A brecha permitiu, por exemplo, a existência de três funcionárias fantasmas no gabinete de Motta, como revelou a Folha de S.Paulo. Uma fisioterapeuta contratada atendia em clínicas de Brasília quatro vezes por semana. Outra servidora atuava simultaneamente como assessora na Paraíba e como assistente social de uma prefeitura, em horários coincidentes. Ambas foram exoneradas após a reportagem procurar o deputado.

A terceira funcionária, Louise Lacerda, segue no gabinete. Estudante de medicina, ela é filha e sobrinha de políticos aliados de Motta e chegou a residir no Rio Grande do Norte durante parte da graduação.

Na Câmara, há dois tipos de cargos de livre nomeação: os secretários parlamentares, que são ligados aos gabinetes, e os cargos de natureza especial (CNE), vinculados à Mesa Diretora, comissões e lideranças partidárias. Apenas os ocupantes de CNE são obrigados a registrar ponto eletrônico, com entrada, saída, intervalo para almoço e fim do expediente.

Os secretários parlamentares em Brasília só utilizam a biometria para registrar presença durante sessões noturnas, às terças e quartas. Fora desses horários, não há qualquer registro de frequência.

Cada deputado dispõe de R$ 133 mil mensais para contratar de 5 a 25 assessores. Os salários variam de R$ 1.584,10 a R$ 18.719,88, com direito a auxílio-alimentação de R$ 1.393,11 e outras gratificações. O controle de presença fica sob responsabilidade dos próprios gabinetes, que apenas comunicam ao setor de recursos humanos se houve ausência ou entrega de atestados médicos. Se nenhuma informação for enviada, o sistema registra automaticamente o cumprimento integral da jornada.

Nos estados, o controle é inexistente. Muitos deputados sequer possuem escritório físico nas bases eleitorais, e não há fiscalização por parte da Câmara sobre o cumprimento do expediente de 40 horas semanais.

A falta de fiscalização persiste apesar de denúncias recorrentes de práticas como contratação de funcionários fantasmas, “rachadinhas” e uso de servidores para tarefas pessoais, como serviços domésticos. Também é comum a nomeação de parentes de aliados políticos em troca de apoio eleitoral, prática que envolve o próprio presidente da Câmara, que já empregou filhos, mãe e ex-sogra de correligionários.

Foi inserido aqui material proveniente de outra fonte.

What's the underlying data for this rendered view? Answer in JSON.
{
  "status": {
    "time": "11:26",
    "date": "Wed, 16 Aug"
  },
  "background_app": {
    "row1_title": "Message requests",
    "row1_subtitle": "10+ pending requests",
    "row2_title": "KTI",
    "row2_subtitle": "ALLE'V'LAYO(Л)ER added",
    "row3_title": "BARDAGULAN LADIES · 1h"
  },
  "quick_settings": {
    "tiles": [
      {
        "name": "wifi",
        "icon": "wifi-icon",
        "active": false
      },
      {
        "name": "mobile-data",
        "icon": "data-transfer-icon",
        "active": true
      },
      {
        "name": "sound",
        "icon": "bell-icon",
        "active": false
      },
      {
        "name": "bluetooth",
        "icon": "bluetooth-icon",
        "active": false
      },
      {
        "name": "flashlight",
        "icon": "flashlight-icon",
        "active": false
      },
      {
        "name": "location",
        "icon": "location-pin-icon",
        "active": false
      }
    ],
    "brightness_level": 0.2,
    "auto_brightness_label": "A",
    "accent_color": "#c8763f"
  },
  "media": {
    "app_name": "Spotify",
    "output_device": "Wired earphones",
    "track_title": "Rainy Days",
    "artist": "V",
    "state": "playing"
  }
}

“Eu ousaria dizer que a maior parte dos parlamentares não contrata assessores, contrata cabos eleitorais que ficam no estado. Os gabinetes em Brasília, na maioria, têm dois ou três assessores; o resto está fazendo campanha no estado durante quatro anos”, afirma o deputado Kim Kataguiri (União Brasil-SP).

Relator de um projeto que torna obrigatório o ponto eletrônico para servidores dos Três Poderes, Kataguiri viu a proposta ser aprovada em 2019 na Comissão de Trabalho, mas o texto está parado desde então.

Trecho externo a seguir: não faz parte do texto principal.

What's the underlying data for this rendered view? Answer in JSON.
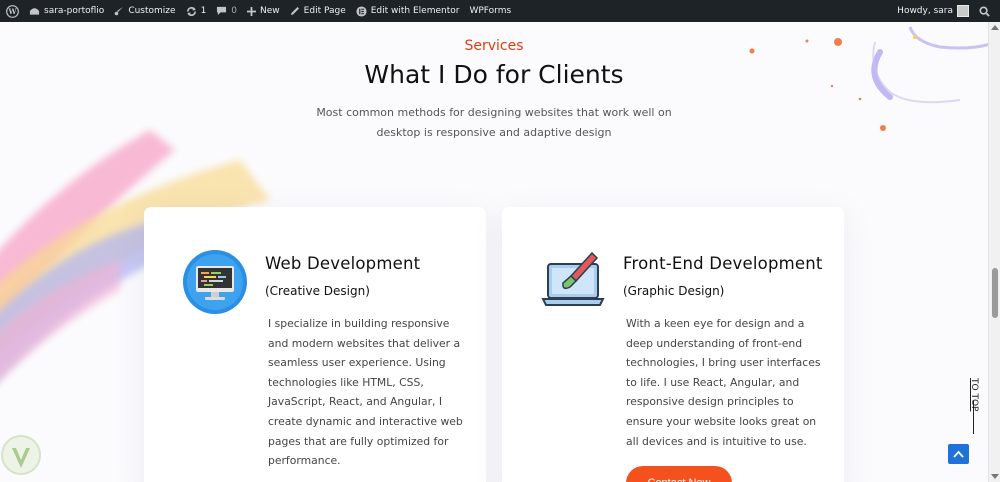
{
  "adminbar": {
    "site_name": "sara-portoflio",
    "customize": "Customize",
    "updates_count": "1",
    "comments_count": "0",
    "new": "New",
    "edit_page": "Edit Page",
    "elementor": "Edit with Elementor",
    "wpforms": "WPForms",
    "howdy": "Howdy, sara"
  },
  "section": {
    "eyebrow": "Services",
    "heading": "What I Do for Clients",
    "subtitle_line1": "Most common methods for designing websites that work well on",
    "subtitle_line2": "desktop is responsive and adaptive design"
  },
  "cards": [
    {
      "title": "Web Development",
      "subtitle": "(Creative Design)",
      "body": "I specialize in building responsive and modern websites that deliver a seamless user experience. Using technologies like HTML, CSS, JavaScript, React, and Angular, I create dynamic and interactive web pages that are fully optimized for performance.",
      "icon": "monitor-code-icon"
    },
    {
      "title": "Front-End Development",
      "subtitle": "(Graphic Design)",
      "body": "With a keen eye for design and a deep understanding of front-end technologies, I bring user interfaces to life. I use React, Angular, and responsive design principles to ensure your website looks great on all devices and is intuitive to use.",
      "icon": "laptop-brush-icon",
      "button": "Contact Now"
    }
  ],
  "totop": {
    "label": "TO TOP"
  },
  "colors": {
    "accent": "#e8390e",
    "button": "#f4511e",
    "adminbar": "#1d2327",
    "totop": "#1e73d8"
  }
}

O gasto com secretários parlamentares somou R$ 1 bilhão em 2023. Na gestão de Motta, o valor aumentou: foram R$ 486,4 milhões no primeiro semestre de 2024 e R$ 539,2 milhões no mesmo período deste ano, uma alta de quase 11%.

Embora tenha adotado um discurso de responsabilidade fiscal e cobrado cortes do governo Lula (PT), Motta não propôs mudanças para endurecer o controle de pessoal na própria Casa. Ele instalou um grupo de trabalho para discutir a reforma administrativa do serviço público, mas sem incluir medidas de fiscalização interna.

Coordenador do grupo, o deputado Pedro Paulo (PSD-RJ) argumenta que os assessores nos estados têm uma rotina distinta. “Como você coloca ponto eletrônico se o sujeito está na rua, atuando na base, atendendo prefeito, fiscalizando obras feitas com nossas emendas?”, diz.

A primeira secretaria da Câmara, responsável por esse tipo de controle e hoje ocupada por Carlos Veras (PT-PE), também não apresentou iniciativas. Veras não respondeu aos contatos da reportagem.

O deputado Sérgio Souza (MDB-PR), quarto-secretário da Mesa Diretora, afirmou que o foco do colegiado no semestre foi lidar com pedidos de prisão e suspensão de parlamentares. “Falo pelos meus [funcionários]. Se não trabalhar, eu mando embora”, afirmou.

A Câmara foi procurada pela Folha desde a quarta-feira (16) para se manifestar sobre a ausência de controle de jornada, mas não respondeu. Motta também não quis comentar a falta de fiscalização, mas afirmou que “preza pelo cumprimento rigoroso das obrigações dos funcionários de seu gabinete, incluindo os que atuam de forma remota e são dispensados do ponto dentro das regras estabelecidas pela Câmara”.